Gorilla tracking in Uganda
In Uganda you can trek to see mountain gorillas in the Bwindi Impenetrable Forest and Mgahinga National Parks, both of which are around an eight-hour drive from the capital of Entebbe. In Bwindi, which is twice the size of Volcanoes National Park in Rwanda, there are 12 habituated mountain gorilla families with a further two available for gorilla habituation experiences. These habituation experiences offer trekkers the chance to spend four hours with guides and scientists who are working on habituating the families for human encounters.
In the much smaller Mgahinga, where viewing can be exceptionally difficult, there is just one habituated family. The rules and regulations for gorilla trekking in Uganda are identical to those of Rwanda. The only difference between the two is the cost of the permits, with Rwandan permits costing considerably more than Uganda’s.
Gorilla tracking in the Republic of Congo
In the Republic of Congo, tracking lowland gorillas takes place in Odzala-Kokoua National Park in the heart of the Congo Basin and in Dzanga-Sangha Special Reserve in the Central African Republic. Lowland gorillas are somewhat smaller and more agile and mobile than their mountain cousins. A handful of habituated families have been studied over the years and are now tracked by guests who get to spend an hour observing them.
Our lowland gorilla tracking permits are obtained through our partners – Congo Conservation Company – and are available for groups of up to four guests at a time.
Terrain and ease of trekking
Gorilla trekking can be either surprisingly easy or exceptionally difficult, depending on the day, the weather and your choice of destination. You can trek for hours to locate them, making for a long day of hiking over often difficult terrain in challenging conditions. The vegetation is dense and it can be cold in the mountains, and wet thanks to the mist. The altitude is also quite high (from 1800m to just over 4200m) which can make trekking tiring.
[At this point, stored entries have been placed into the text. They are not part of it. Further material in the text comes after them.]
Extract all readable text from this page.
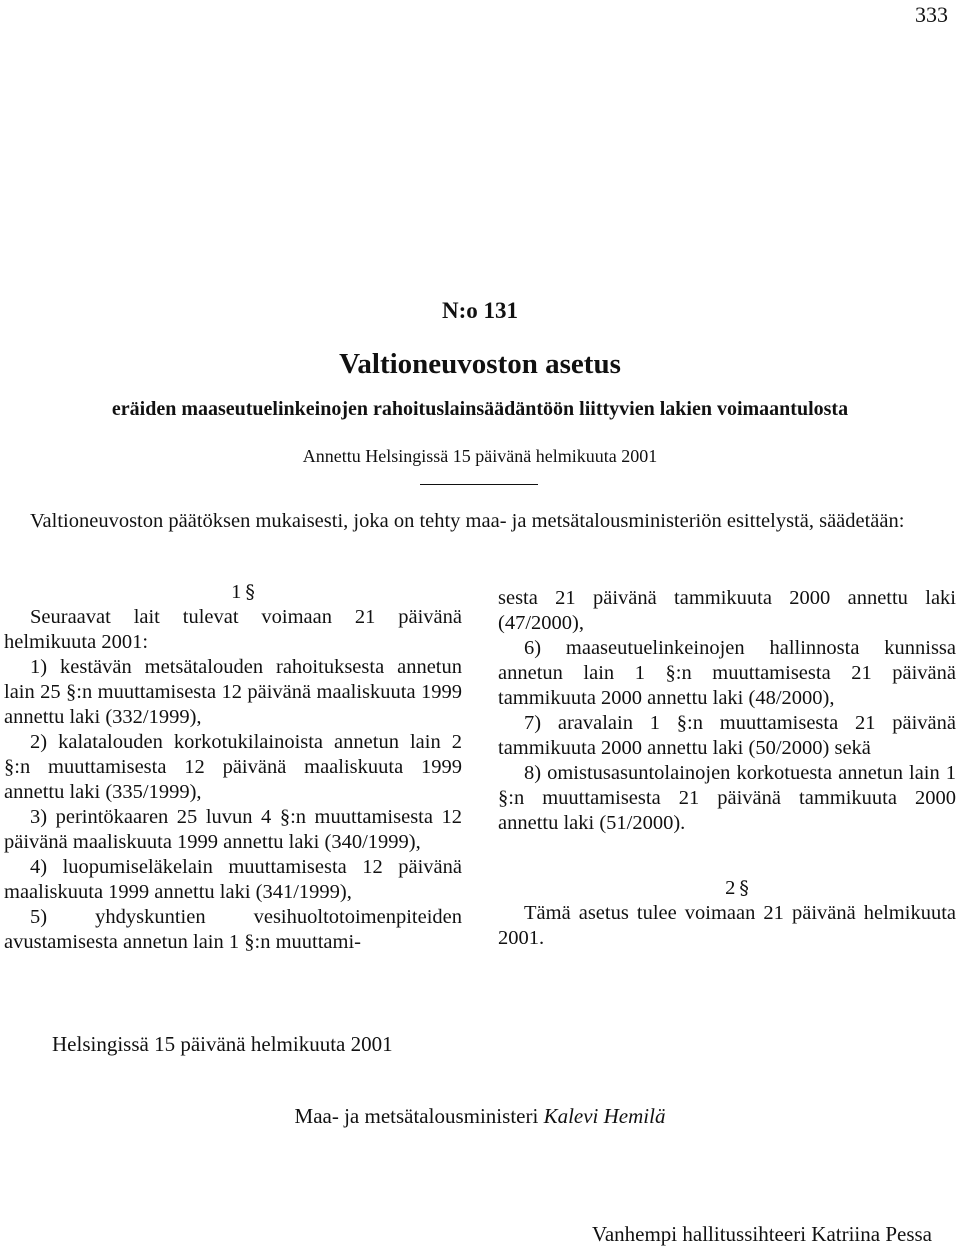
333
N:o 131
Valtioneuvoston asetus
eräiden maaseutuelinkeinojen rahoituslainsäädäntöön liittyvien lakien voimaantulosta
Annettu Helsingissä 15 päivänä helmikuuta 2001
Valtioneuvoston päätöksen mukaisesti, joka on tehty maa- ja metsätalousministeriön esittelystä, säädetään:
1 §
Seuraavat lait tulevat voimaan 21 päivänä helmikuuta 2001:
1) kestävän metsätalouden rahoituksesta annetun lain 25 §:n muuttamisesta 12 päivänä maaliskuuta 1999 annettu laki (332/1999),
2) kalatalouden korkotukilainoista annetun lain 2 §:n muuttamisesta 12 päivänä maaliskuuta 1999 annettu laki (335/1999),
3) perintökaaren 25 luvun 4 §:n muuttamisesta 12 päivänä maaliskuuta 1999 annettu laki (340/1999),
4) luopumiseläkelain muuttamisesta 12 päivänä maaliskuuta 1999 annettu laki (341/1999),
5) yhdyskuntien vesihuoltotoimenpiteiden avustamisesta annetun lain 1 §:n muuttami-
sesta 21 päivänä tammikuuta 2000 annettu laki (47/2000),
6) maaseutuelinkeinojen hallinnosta kunnissa annetun lain 1 §:n muuttamisesta 21 päivänä tammikuuta 2000 annettu laki (48/2000),
7) aravalain 1 §:n muuttamisesta 21 päivänä tammikuuta 2000 annettu laki (50/2000) sekä
8) omistusasuntolainojen korkotuesta annetun lain 1 §:n muuttamisesta 21 päivänä tammikuuta 2000 annettu laki (51/2000).
2 §
Tämä asetus tulee voimaan 21 päivänä helmikuuta 2001.
Helsingissä 15 päivänä helmikuuta 2001
Maa- ja metsätalousministeri Kalevi Hemilä
Vanhempi hallitussihteeri Katriina Pessa
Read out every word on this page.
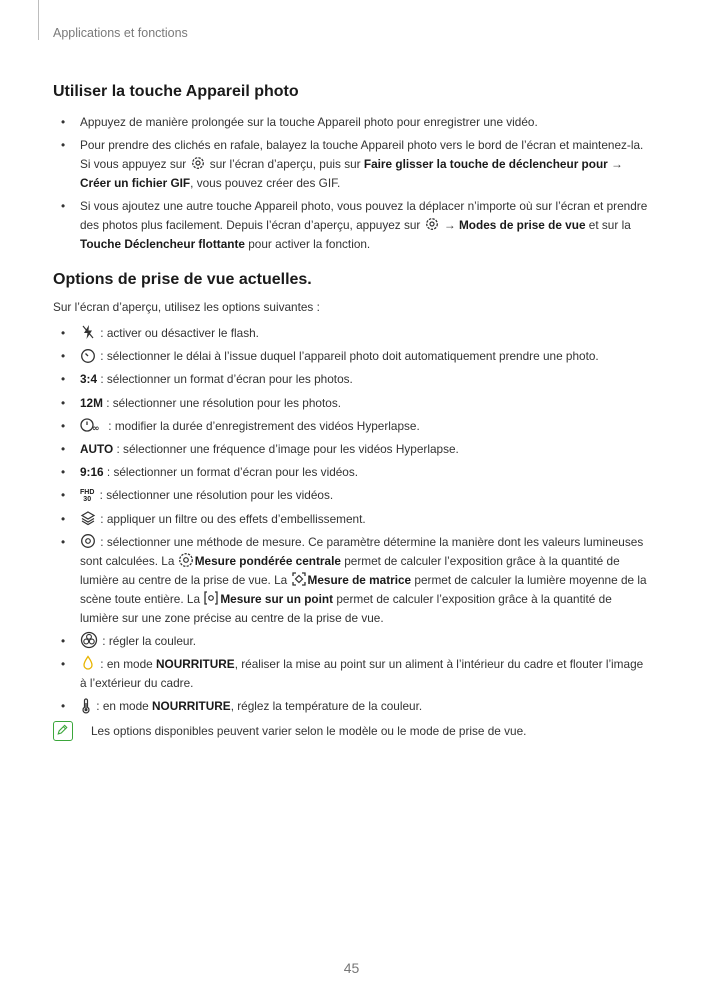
Applications et fonctions
Utiliser la touche Appareil photo
• Appuyez de manière prolongée sur la touche Appareil photo pour enregistrer une vidéo.
• Pour prendre des clichés en rafale, balayez la touche Appareil photo vers le bord de l’écran et maintenez-la. Si vous appuyez sur
sur l’écran d’aperçu, puis sur Faire glisser la touche de déclencheur pour → Créer un fichier GIF, vous pouvez créer des GIF.
• Si vous ajoutez une autre touche Appareil photo, vous pouvez la déplacer n’importe où sur l’écran et prendre des photos plus facilement. Depuis l’écran d’aperçu, appuyez sur
→ Modes de prise de vue et sur la Touche Déclencheur flottante pour activer la fonction.
Options de prise de vue actuelles.
Sur l’écran d’aperçu, utilisez les options suivantes :
• : activer ou désactiver le flash.
• : sélectionner le délai à l’issue duquel l’appareil photo doit automatiquement prendre une photo.
• 3:4 : sélectionner un format d’écran pour les photos.
• 12M : sélectionner une résolution pour les photos.
• ∞ : modifier la durée d’enregistrement des vidéos Hyperlapse.
• AUTO : sélectionner une fréquence d’image pour les vidéos Hyperlapse.
• 9:16 : sélectionner un format d’écran pour les vidéos.
• FHD
30 : sélectionner une résolution pour les vidéos.
• : appliquer un filtre ou des effets d’embellissement.
• : sélectionner une méthode de mesure. Ce paramètre détermine la manière dont les valeurs lumineuses sont calculées. La
Mesure pondérée centrale permet de calculer l’exposition grâce à la quantité de lumière au centre de la prise de vue. La
Mesure de matrice permet de calculer la lumière moyenne de la scène toute entière. La
Mesure sur un point permet de calculer l’exposition grâce à la quantité de lumière sur une zone précise au centre de la prise de vue.
• : régler la couleur.
• : en mode NOURRITURE, réaliser la mise au point sur un aliment à l’intérieur du cadre et flouter l’image à l’extérieur du cadre.
• : en mode NOURRITURE, réglez la température de la couleur.
Les options disponibles peuvent varier selon le modèle ou le mode de prise de vue.
45
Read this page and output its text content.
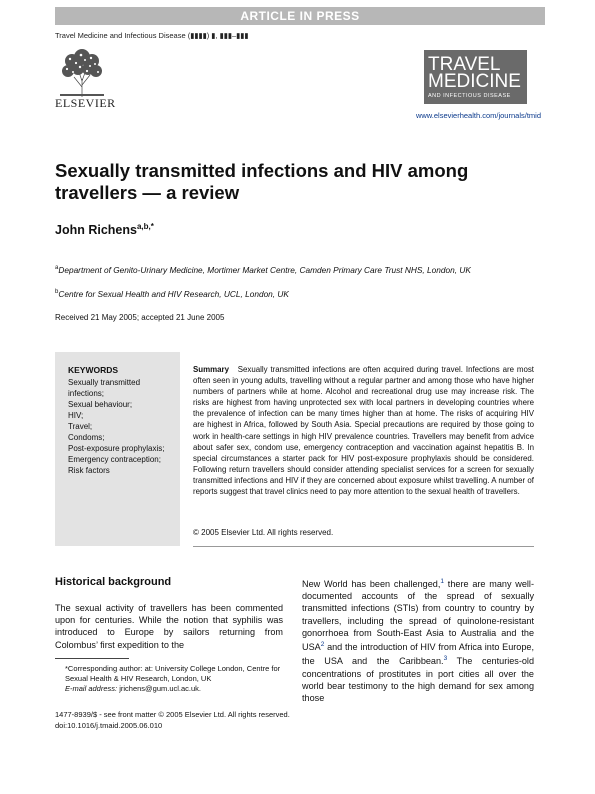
ARTICLE IN PRESS
Travel Medicine and Infectious Disease (▮▮▮▮) ▮, ▮▮▮–▮▮▮
ELSEVIER
TRAVEL
MEDICINE
AND INFECTIOUS DISEASE
www.elsevierhealth.com/journals/tmid
Sexually transmitted infections and HIV among travellers — a review
John Richens$^{a,b,*}$
$^a$Department of Genito-Urinary Medicine, Mortimer Market Centre, Camden Primary Care Trust NHS, London, UK
$^b$Centre for Sexual Health and HIV Research, UCL, London, UK
Received 21 May 2005; accepted 21 June 2005
KEYWORDS
Sexually transmitted infections;
Sexual behaviour;
HIV;
Travel;
Condoms;
Post-exposure prophylaxis;
Emergency contraception;
Risk factors
Summary Sexually transmitted infections are often acquired during travel. Infections are most often seen in young adults, travelling without a regular partner and among those who have higher numbers of partners while at home. Alcohol and recreational drug use may increase risk. The risks are highest from having unprotected sex with local partners in developing countries where the prevalence of infection can be many times higher than at home. The risks of acquiring HIV are highest in Africa, followed by South Asia. Special precautions are required by those going to work in health-care settings in high HIV prevalence countries. Travellers may benefit from advice about safer sex, condom use, emergency contraception and vaccination against hepatitis B. In special circumstances a starter pack for HIV post-exposure prophylaxis should be considered. Following return travellers should consider attending specialist services for a screen for sexually transmitted infections and HIV if they are concerned about exposure whilst travelling. A number of reports suggest that travel clinics need to pay more attention to the sexual health of travellers.
© 2005 Elsevier Ltd. All rights reserved.
Historical background
The sexual activity of travellers has been commented upon for centuries. While the notion that syphilis was introduced to Europe by sailors returning from Colombus’ first expedition to the
New World has been challenged,$^1$ there are many well-documented accounts of the spread of sexually transmitted infections (STIs) from country to country by travellers, including the spread of quinolone-resistant gonorrhoea from South-East Asia to Australia and the USA$^2$ and the introduction of HIV from Africa into Europe, the USA and the Caribbean.$^3$ The centuries-old concentrations of prostitutes in port cities all over the world bear testimony to the high demand for sex among those
*Corresponding author: at: University College London, Centre for Sexual Health & HIV Research, London, UK
E-mail address: jrichens@gum.ucl.ac.uk.
1477-8939/$ - see front matter © 2005 Elsevier Ltd. All rights reserved.
doi:10.1016/j.tmaid.2005.06.010
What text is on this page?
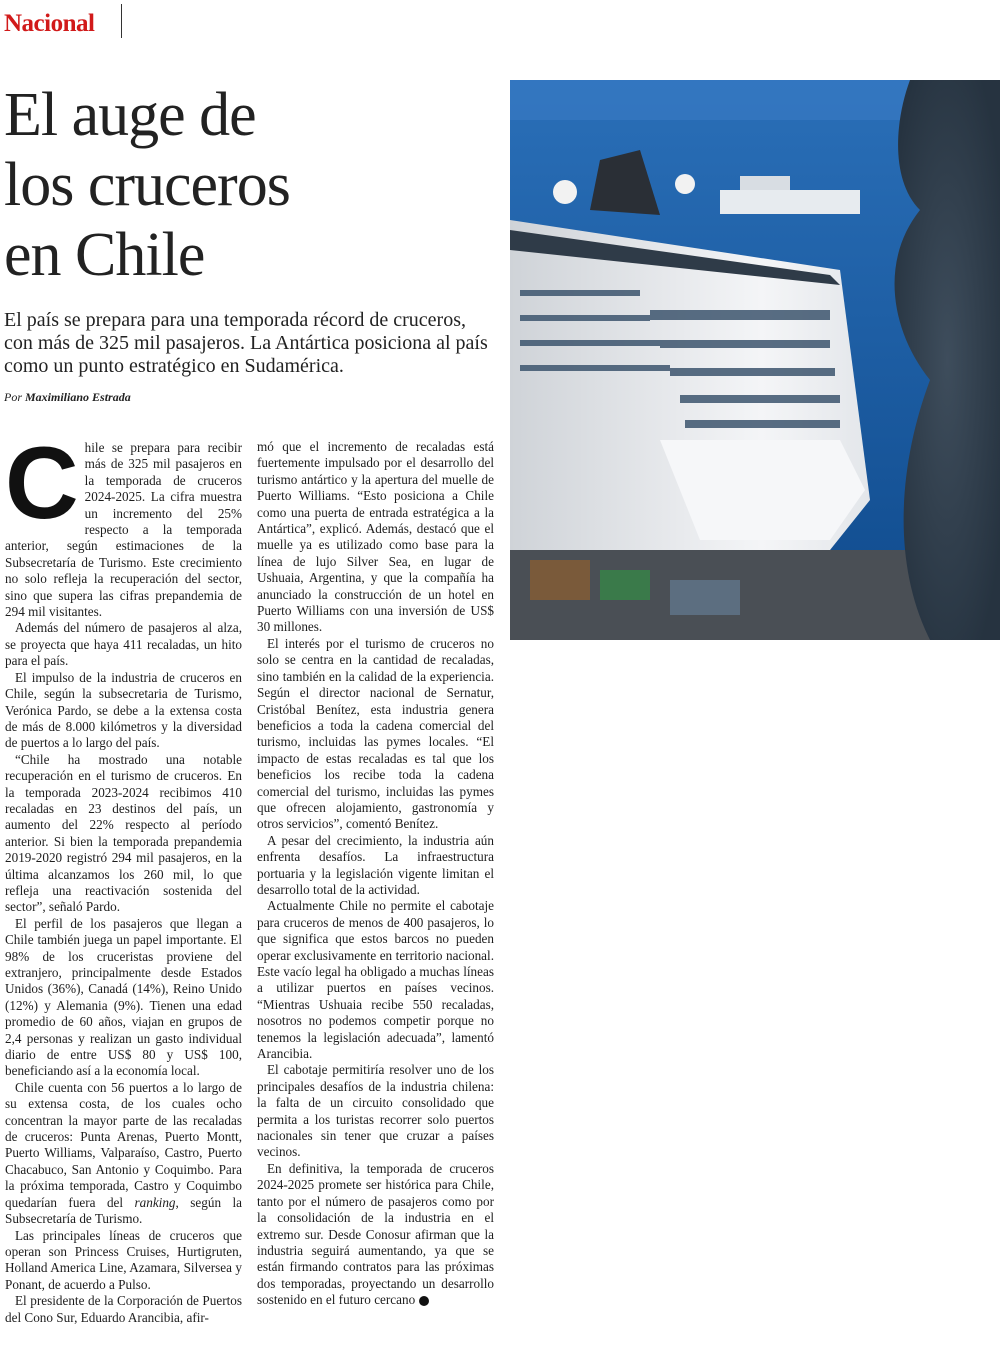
Nacional
El auge de
los cruceros
en Chile

El país se prepara para una temporada récord de cruceros, con más de 325 mil pasajeros. La Antártica posiciona al país como un punto estratégico en Sudamérica.

Por Maximiliano Estrada

Chile se prepara para recibir más de 325 mil pasajeros en la temporada de cruceros 2024-2025. La cifra muestra un incremento del 25% respecto a la temporada anterior, según estimaciones de la Subsecretaría de Turismo. Este crecimiento no solo refleja la recuperación del sector, sino que supera las cifras prepandemia de 294 mil visitantes.

Además del número de pasajeros al alza, se proyecta que haya 411 recaladas, un hito para el país.

El impulso de la industria de cruceros en Chile, según la subsecretaria de Turismo, Verónica Pardo, se debe a la extensa costa de más de 8.000 kilómetros y la diversidad de puertos a lo largo del país.

“Chile ha mostrado una notable recuperación en el turismo de cruceros. En la temporada 2023-2024 recibimos 410 recaladas en 23 destinos del país, un aumento del 22% respecto al período anterior. Si bien la temporada prepandemia 2019-2020 registró 294 mil pasajeros, en la última alcanzamos los 260 mil, lo que refleja una reactivación sostenida del sector”, señaló Pardo.

El perfil de los pasajeros que llegan a Chile también juega un papel importante. El 98% de los cruceristas proviene del extranjero, principalmente desde Estados Unidos (36%), Canadá (14%), Reino Unido (12%) y Alemania (9%). Tienen una edad promedio de 60 años, viajan en grupos de 2,4 personas y realizan un gasto individual diario de entre US$ 80 y US$ 100, beneficiando así a la economía local.

Chile cuenta con 56 puertos a lo largo de su extensa costa, de los cuales ocho concentran la mayor parte de las recaladas de cruceros: Punta Arenas, Puerto Montt, Puerto Williams, Valparaíso, Castro, Puerto Chacabuco, San Antonio y Coquimbo. Para la próxima temporada, Castro y Coquimbo quedarían fuera del ranking, según la Subsecretaría de Turismo.

Las principales líneas de cruceros que operan son Princess Cruises, Hurtigruten, Holland America Line, Azamara, Silversea y Ponant, de acuerdo a Pulso.

El presidente de la Corporación de Puertos del Cono Sur, Eduardo Arancibia, afir-

mó que el incremento de recaladas está fuertemente impulsado por el desarrollo del turismo antártico y la apertura del muelle de Puerto Williams. “Esto posiciona a Chile como una puerta de entrada estratégica a la Antártica”, explicó. Además, destacó que el muelle ya es utilizado como base para la línea de lujo Silver Sea, en lugar de Ushuaia, Argentina, y que la compañía ha anunciado la construcción de un hotel en Puerto Williams con una inversión de US$ 30 millones.

El interés por el turismo de cruceros no solo se centra en la cantidad de recaladas, sino también en la calidad de la experiencia. Según el director nacional de Sernatur, Cristóbal Benítez, esta industria genera beneficios a toda la cadena comercial del turismo, incluidas las pymes locales. “El impacto de estas recaladas es tal que los beneficios los recibe toda la cadena comercial del turismo, incluidas las pymes que ofrecen alojamiento, gastronomía y otros servicios”, comentó Benítez.

A pesar del crecimiento, la industria aún enfrenta desafíos. La infraestructura portuaria y la legislación vigente limitan el desarrollo total de la actividad.

Actualmente Chile no permite el cabotaje para cruceros de menos de 400 pasajeros, lo que significa que estos barcos no pueden operar exclusivamente en territorio nacional. Este vacío legal ha obligado a muchas líneas a utilizar puertos en países vecinos. “Mientras Ushuaia recibe 550 recaladas, nosotros no podemos competir porque no tenemos la legislación adecuada”, lamentó Arancibia.

El cabotaje permitiría resolver uno de los principales desafíos de la industria chilena: la falta de un circuito consolidado que permita a los turistas recorrer solo puertos nacionales sin tener que cruzar a países vecinos.

En definitiva, la temporada de cruceros 2024-2025 promete ser histórica para Chile, tanto por el número de pasajeros como por la consolidación de la industria en el extremo sur. Desde Conosur afirman que la industria seguirá aumentando, ya que se están firmando contratos para las próximas dos temporadas, proyectando un desarrollo sostenido en el futuro cercano
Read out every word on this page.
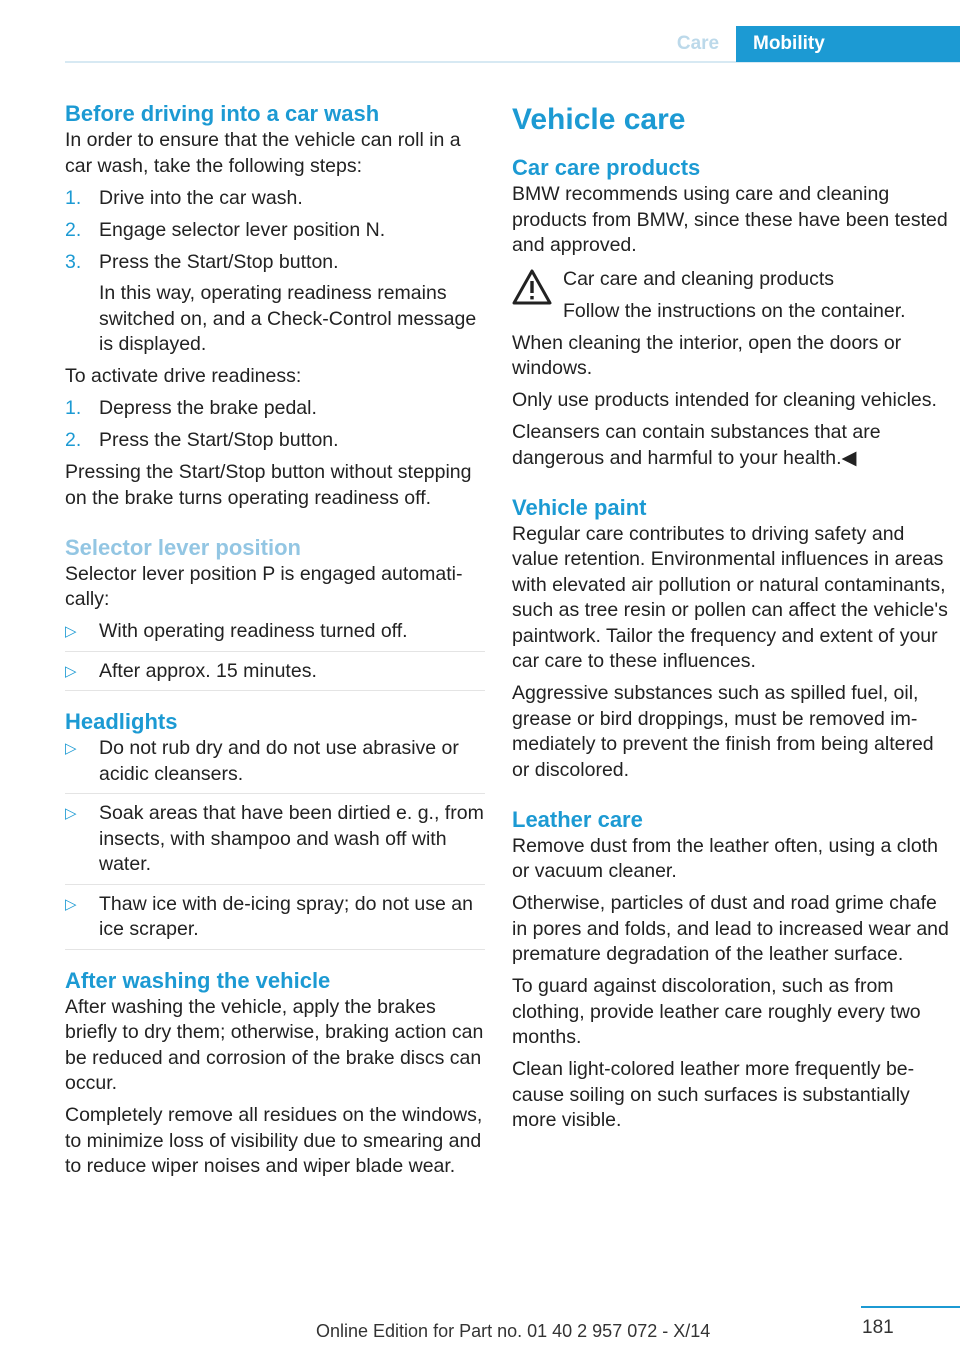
Care	Mobility
Before driving into a car wash

In order to ensure that the vehicle can roll in a car wash, take the following steps:

1. Drive into the car wash.
2. Engage selector lever position N.
3. Press the Start/Stop button.
In this way, operating readiness remains switched on, and a Check-Control message is displayed.

To activate drive readiness:

1. Depress the brake pedal.
2. Press the Start/Stop button.

Pressing the Start/Stop button without stepping on the brake turns operating readiness off.

Selector lever position

Selector lever position P is engaged automatically:

▷ With operating readiness turned off.
▷ After approx. 15 minutes.
Headlights
▷ Do not rub dry and do not use abrasive or acidic cleansers.
▷ Soak areas that have been dirtied e. g., from insects, with shampoo and wash off with water.
▷ Thaw ice with de-icing spray; do not use an ice scraper.
After washing the vehicle

After washing the vehicle, apply the brakes briefly to dry them; otherwise, braking action can be reduced and corrosion of the brake discs can occur.

Completely remove all residues on the windows, to minimize loss of visibility due to smearing and to reduce wiper noises and wiper blade wear.

Vehicle care
Car care products

BMW recommends using care and cleaning products from BMW, since these have been tested and approved.

Car care and cleaning products
Follow the instructions on the container.

When cleaning the interior, open the doors or windows.

Only use products intended for cleaning vehicles.

Cleansers can contain substances that are dangerous and harmful to your health.◀

Vehicle paint

Regular care contributes to driving safety and value retention. Environmental influences in areas with elevated air pollution or natural contaminants, such as tree resin or pollen can affect the vehicle's paintwork. Tailor the frequency and extent of your car care to these influences.

Aggressive substances such as spilled fuel, oil, grease or bird droppings, must be removed immediately to prevent the finish from being altered or discolored.

Leather care

Remove dust from the leather often, using a cloth or vacuum cleaner.

Otherwise, particles of dust and road grime chafe in pores and folds, and lead to increased wear and premature degradation of the leather surface.

To guard against discoloration, such as from clothing, provide leather care roughly every two months.

Clean light-colored leather more frequently because soiling on such surfaces is substantially more visible.

181
Online Edition for Part no. 01 40 2 957 072 - X/14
Generally speaking, when it comes to mountain gorillas, Rwanda’s Volcanoes National Park offers the easiest for trekking, thanks to its smaller size and more forgiving terrain. Depending on which gorilla family your permit is issued for, it is possible to encounter them within as little as 30 minutes. Mgahinga in Uganda is the easiest to navigate and is the smallest of all the options.